Years ago, I watched a cocky young reporter have a meltdown while covering a major election. The clock was ticking, editors were hovering and he realized, suddenly and sickeningly, that no coursework had prepared him for pressure like this.
He started to cry. Then he started to hyperventilate. It wasn't pretty.
And this was when newspapers were relatively fat and happy, when seats were filled and shareholders were content. Not like now, when executives have sliced and diced newsrooms, leaving only the few, the brave and the very, very tired.
I was thinking about that the other day as I read David Callahan's piece in The Huffington Post, one that analyzed the case of Sari Horwitz - the Washington Post reporter recently suspended for plagiarism that occurred while she was covering the Arizona shootings.
See, Horwitz isn't some young hotshot. She's a Pulitzer Prize winner. And in her apology, Horwitz mentioned the stress of the tight deadlines she was under. But plagiarism? This is ... worrisome.
I don't know Horwitz; I don't know anything about the situation. But I know deadlines. I know that feeling of rising panic and the power it takes to quell it. I still remember how my heart would start beating faster and how I would count backwards to calm myself and slow things down. I know the feeling of how everyone is counting on you and how you better not screw up.

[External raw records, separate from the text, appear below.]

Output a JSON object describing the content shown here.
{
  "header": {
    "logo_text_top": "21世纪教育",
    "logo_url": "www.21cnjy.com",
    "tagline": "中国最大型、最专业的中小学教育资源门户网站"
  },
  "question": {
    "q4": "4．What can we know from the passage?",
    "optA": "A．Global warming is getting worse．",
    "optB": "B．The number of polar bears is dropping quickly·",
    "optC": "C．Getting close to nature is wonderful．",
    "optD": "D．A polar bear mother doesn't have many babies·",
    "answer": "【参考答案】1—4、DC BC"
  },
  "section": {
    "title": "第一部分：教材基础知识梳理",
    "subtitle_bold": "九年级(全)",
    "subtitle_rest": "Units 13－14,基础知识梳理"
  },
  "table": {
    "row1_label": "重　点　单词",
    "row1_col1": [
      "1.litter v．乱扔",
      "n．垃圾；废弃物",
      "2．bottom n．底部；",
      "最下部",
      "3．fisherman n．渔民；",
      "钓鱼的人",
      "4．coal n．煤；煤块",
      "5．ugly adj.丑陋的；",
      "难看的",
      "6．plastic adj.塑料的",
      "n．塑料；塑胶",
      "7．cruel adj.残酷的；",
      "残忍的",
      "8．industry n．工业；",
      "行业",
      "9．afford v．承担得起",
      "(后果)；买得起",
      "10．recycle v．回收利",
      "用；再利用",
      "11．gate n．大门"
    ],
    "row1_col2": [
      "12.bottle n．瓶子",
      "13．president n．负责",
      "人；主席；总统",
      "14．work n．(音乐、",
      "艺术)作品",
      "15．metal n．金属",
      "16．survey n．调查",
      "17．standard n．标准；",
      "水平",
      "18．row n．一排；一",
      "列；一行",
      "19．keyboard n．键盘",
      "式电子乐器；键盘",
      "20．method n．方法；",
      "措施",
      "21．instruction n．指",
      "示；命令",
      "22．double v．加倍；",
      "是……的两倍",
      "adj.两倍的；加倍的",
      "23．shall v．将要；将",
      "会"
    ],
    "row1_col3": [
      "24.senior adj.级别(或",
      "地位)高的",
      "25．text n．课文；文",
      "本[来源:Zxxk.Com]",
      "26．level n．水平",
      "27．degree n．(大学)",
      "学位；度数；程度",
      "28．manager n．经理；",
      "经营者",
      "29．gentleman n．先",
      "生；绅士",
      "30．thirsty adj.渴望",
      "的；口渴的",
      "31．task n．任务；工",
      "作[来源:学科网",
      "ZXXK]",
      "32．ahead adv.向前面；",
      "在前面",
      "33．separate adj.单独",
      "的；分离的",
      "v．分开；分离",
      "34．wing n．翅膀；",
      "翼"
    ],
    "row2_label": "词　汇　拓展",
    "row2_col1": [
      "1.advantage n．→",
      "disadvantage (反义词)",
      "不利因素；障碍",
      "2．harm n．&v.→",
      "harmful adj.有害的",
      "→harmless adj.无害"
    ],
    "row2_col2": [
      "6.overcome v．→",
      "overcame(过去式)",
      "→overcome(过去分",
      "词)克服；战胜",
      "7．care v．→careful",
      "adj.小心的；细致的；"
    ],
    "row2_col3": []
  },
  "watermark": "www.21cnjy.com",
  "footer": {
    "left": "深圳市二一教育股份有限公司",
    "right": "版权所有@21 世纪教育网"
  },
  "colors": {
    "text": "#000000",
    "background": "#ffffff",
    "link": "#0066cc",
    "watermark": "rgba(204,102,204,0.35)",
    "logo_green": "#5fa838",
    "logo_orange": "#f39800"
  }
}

I don't work in a newsroom anymore. I can't even imagine how tough it is today - with staffs that are skeletal and expectations that are still sky-high.
I would never condone plagiarism, obviously. It's inexcusable. In Death on Deadline, plagiarism and the power of information are a big part of the story. That's fiction, of course. But I have to wonder if the issues caused by tight deadlines and corporate cutting might just be bleeding into real life.